Citation: International Journal of Epidemiology, 2018; 47(5):1687-1704
Publisher: Oxford University Press
Issue Date: 2018
ISSN: 0300-5771
1464-3685
Statement of
Responsibility: 
Shu Kay Ng, Richard Tawiah, Michael Sawyer and Paul Scuffham
Abstract: Background: The latest review of studies on multimorbidity patterns showed high heterogeneity in the methodology for identifying groups of multimorbid conditions. However, it is unclear how analytical methods used influence the identified multimorbidity patterns. Methods: We undertook a systematic review of analytical methods used to identify multimorbidity patterns in PubMed and EMBASE from their inception to January 2017. We conducted a comparison analysis to assess the effect the analytical methods had on the multimorbidity patterns identified, using the Australian National Health Survey (NHS) 2007-08 data. Results: We identified 13 194 studies and excluded 13 091 based on titles/abstracts. From the full-text reviews of the 103 remaining publications, we identified 41 studies that used five different analytical methods to identify multimorbid conditions in the studies. Thirty-seven studies (90%) adopted either the factor-analysis or hierarchical-clustering methods, but heterogeneity arises for the use of different proximity measures within each method to form clusters. Our comparison analysis showed the variation in identified groups of multimorbid conditions when applying the methods to the same NHS data.
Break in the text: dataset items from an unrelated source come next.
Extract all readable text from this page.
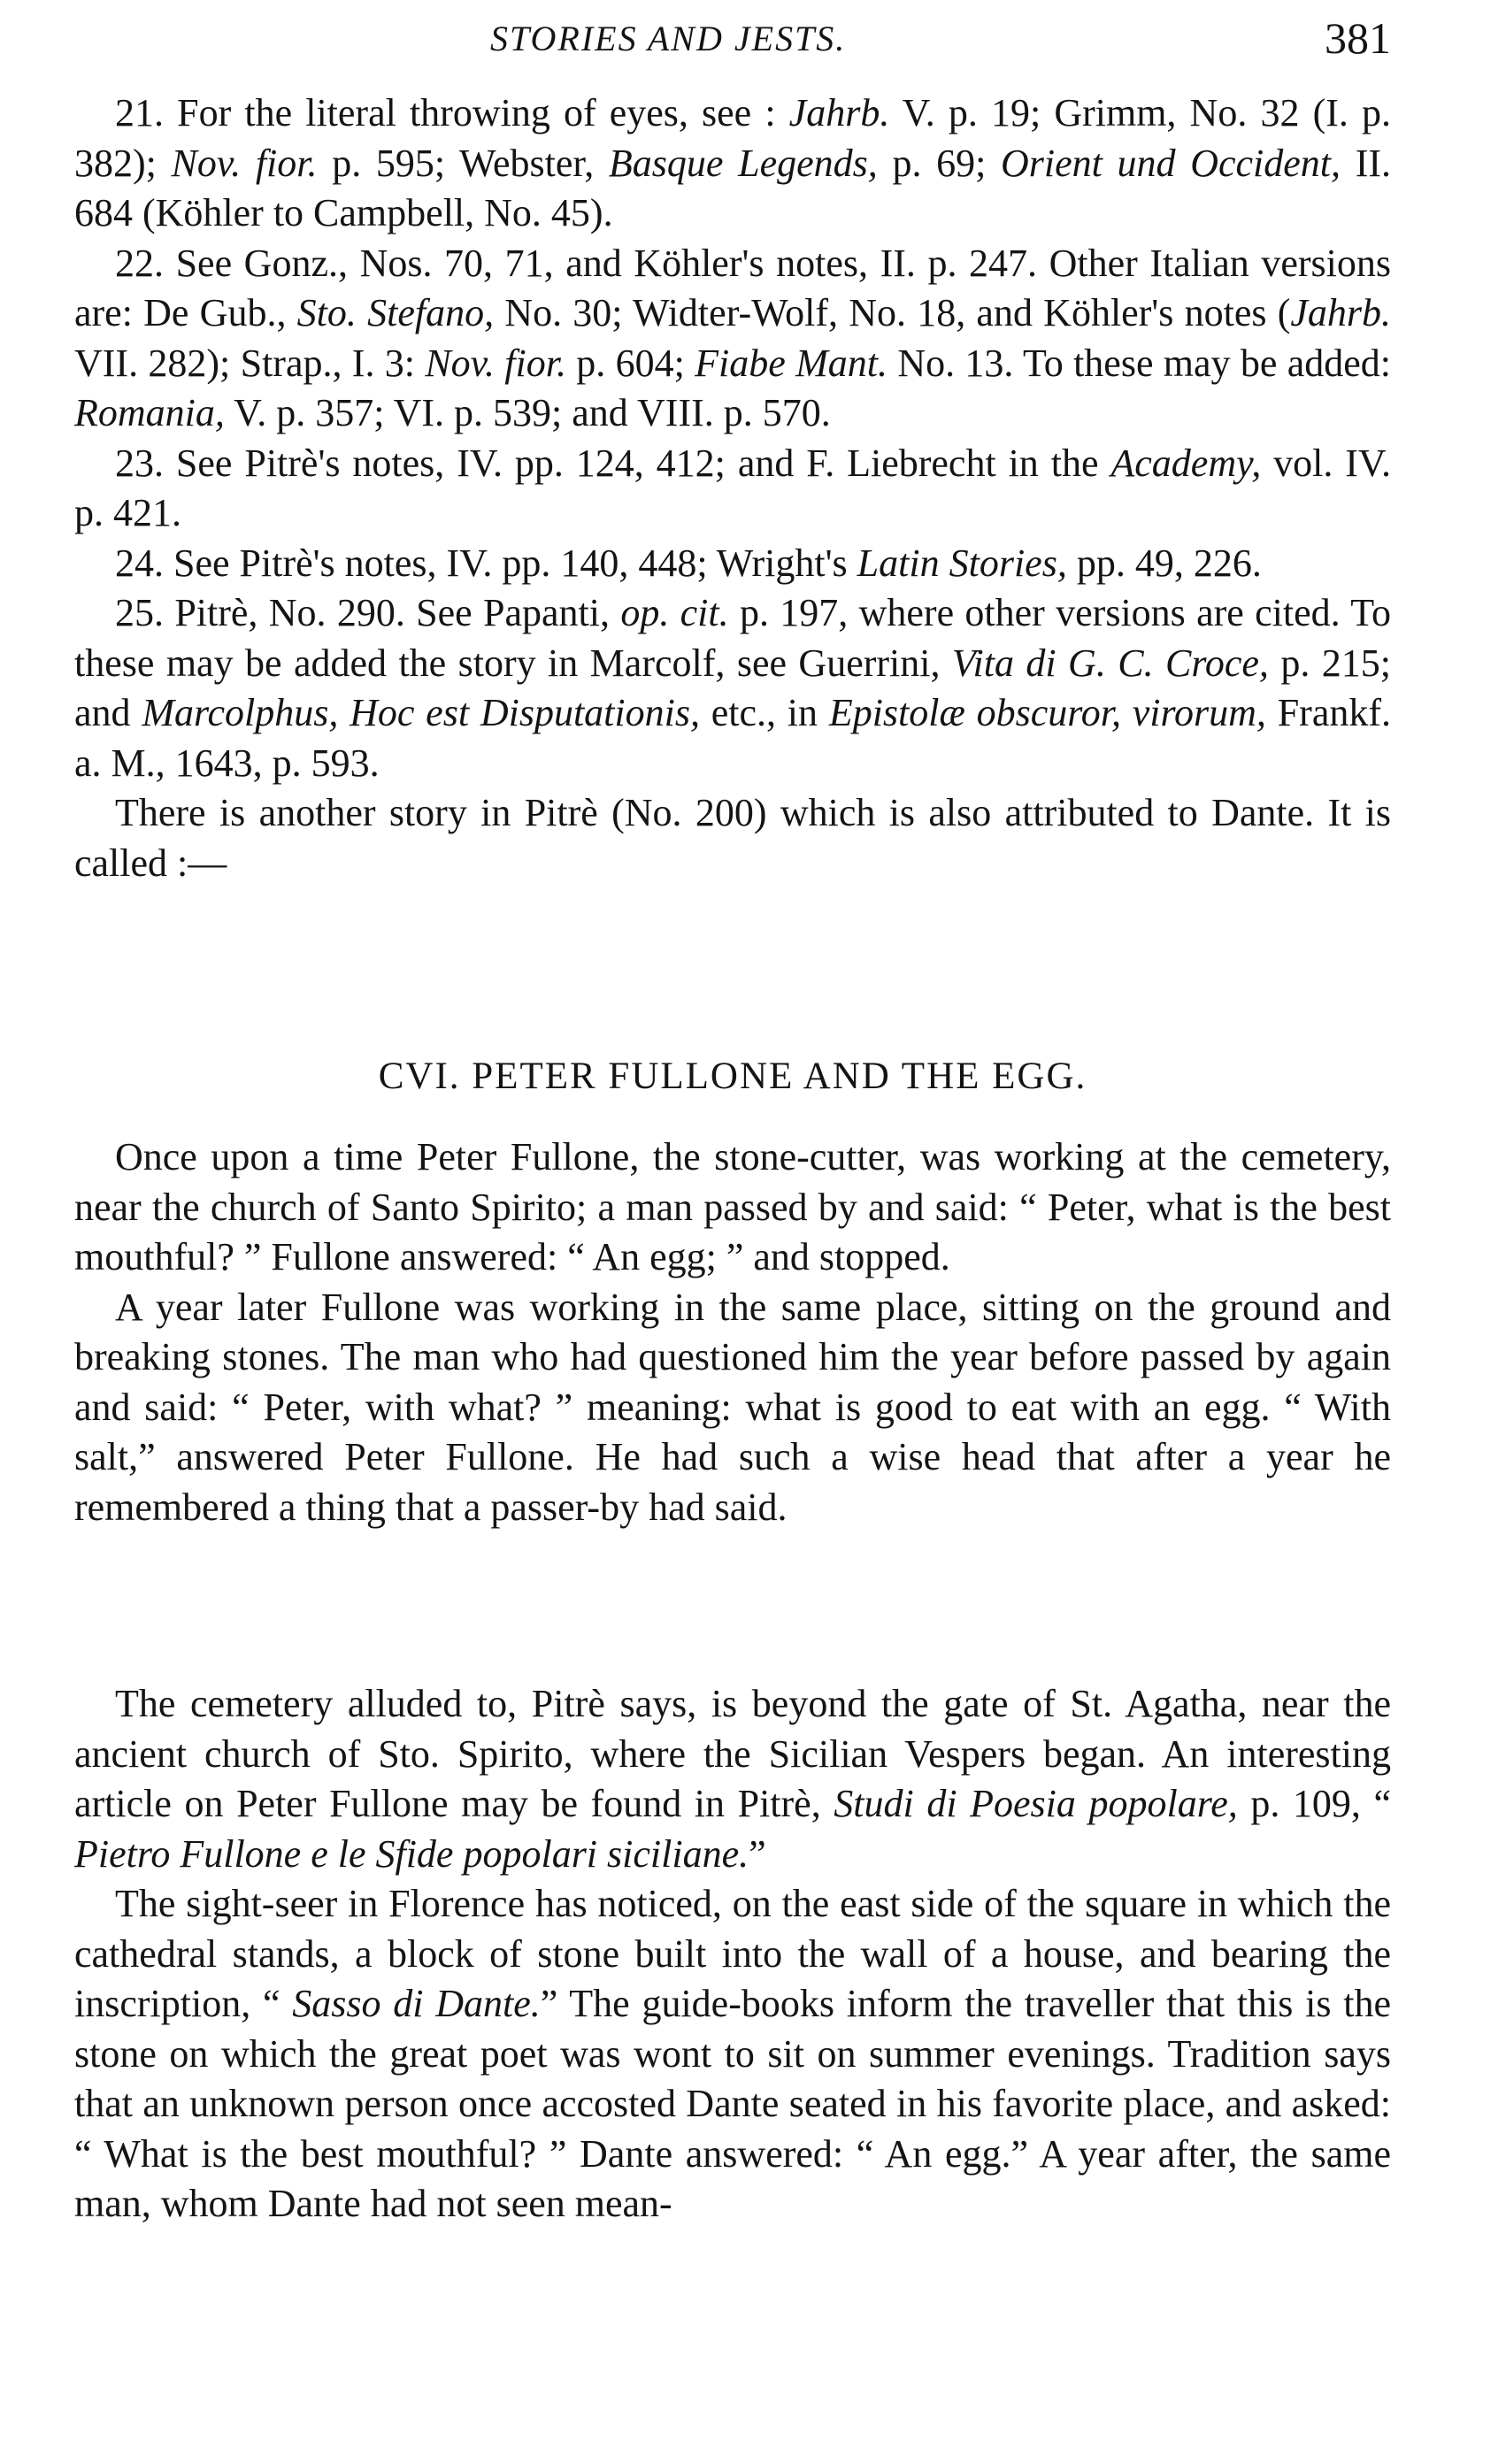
STORIES AND JESTS.	381

21. For the literal throwing of eyes, see : Jahrb. V. p. 19; Grimm, No. 32 (I. p. 382); Nov. fior. p. 595; Webster, Basque Legends, p. 69; Orient und Occident, II. 684 (Köhler to Campbell, No. 45).

22. See Gonz., Nos. 70, 71, and Köhler's notes, II. p. 247. Other Italian versions are: De Gub., Sto. Stefano, No. 30; Widter-Wolf, No. 18, and Köhler's notes (Jahrb. VII. 282); Strap., I. 3: Nov. fior. p. 604; Fiabe Mant. No. 13. To these may be added: Romania, V. p. 357; VI. p. 539; and VIII. p. 570.

23. See Pitrè's notes, IV. pp. 124, 412; and F. Liebrecht in the Academy, vol. IV. p. 421.

24. See Pitrè's notes, IV. pp. 140, 448; Wright's Latin Stories, pp. 49, 226.

25. Pitrè, No. 290. See Papanti, op. cit. p. 197, where other versions are cited. To these may be added the story in Marcolf, see Guerrini, Vita di G. C. Croce, p. 215; and Marcolphus, Hoc est Disputationis, etc., in Epistolæ obscuror, virorum, Frankf. a. M., 1643, p. 593.

There is another story in Pitrè (No. 200) which is also attributed to Dante. It is called :—

CVI. PETER FULLONE AND THE EGG.

Once upon a time Peter Fullone, the stone-cutter, was working at the cemetery, near the church of Santo Spirito; a man passed by and said: “ Peter, what is the best mouthful? ” Fullone answered: “ An egg; ” and stopped.

A year later Fullone was working in the same place, sitting on the ground and breaking stones. The man who had questioned him the year before passed by again and said: “ Peter, with what? ” meaning: what is good to eat with an egg. “ With salt,” answered Peter Fullone. He had such a wise head that after a year he remembered a thing that a passer-by had said.

The cemetery alluded to, Pitrè says, is beyond the gate of St. Agatha, near the ancient church of Sto. Spirito, where the Sicilian Vespers began. An interesting article on Peter Fullone may be found in Pitrè, Studi di Poesia popolare, p. 109, “ Pietro Fullone e le Sfide popolari siciliane.”

The sight-seer in Florence has noticed, on the east side of the square in which the cathedral stands, a block of stone built into the wall of a house, and bearing the inscription, “ Sasso di Dante.” The guide-books inform the traveller that this is the stone on which the great poet was wont to sit on summer evenings. Tradition says that an unknown person once accosted Dante seated in his favorite place, and asked: “ What is the best mouthful? ” Dante answered: “ An egg.” A year after, the same man, whom Dante had not seen mean-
We extracted main similarities among the groupings obtained by the five methods: (i) cardiovascular and metabolic diseases, (ii) mental health problems and (iii) allergic diseases. Conclusion: We showed the extent of effects for heterogeneous analytical methods on identification of multimorbidity patterns. However, more work is needed to guide investigators for choosing the best analytical method to improve the validity and generalizability of findings. Investigators should also attempt to compare results obtained by various methods for a consensus grouping of multimorbid conditions.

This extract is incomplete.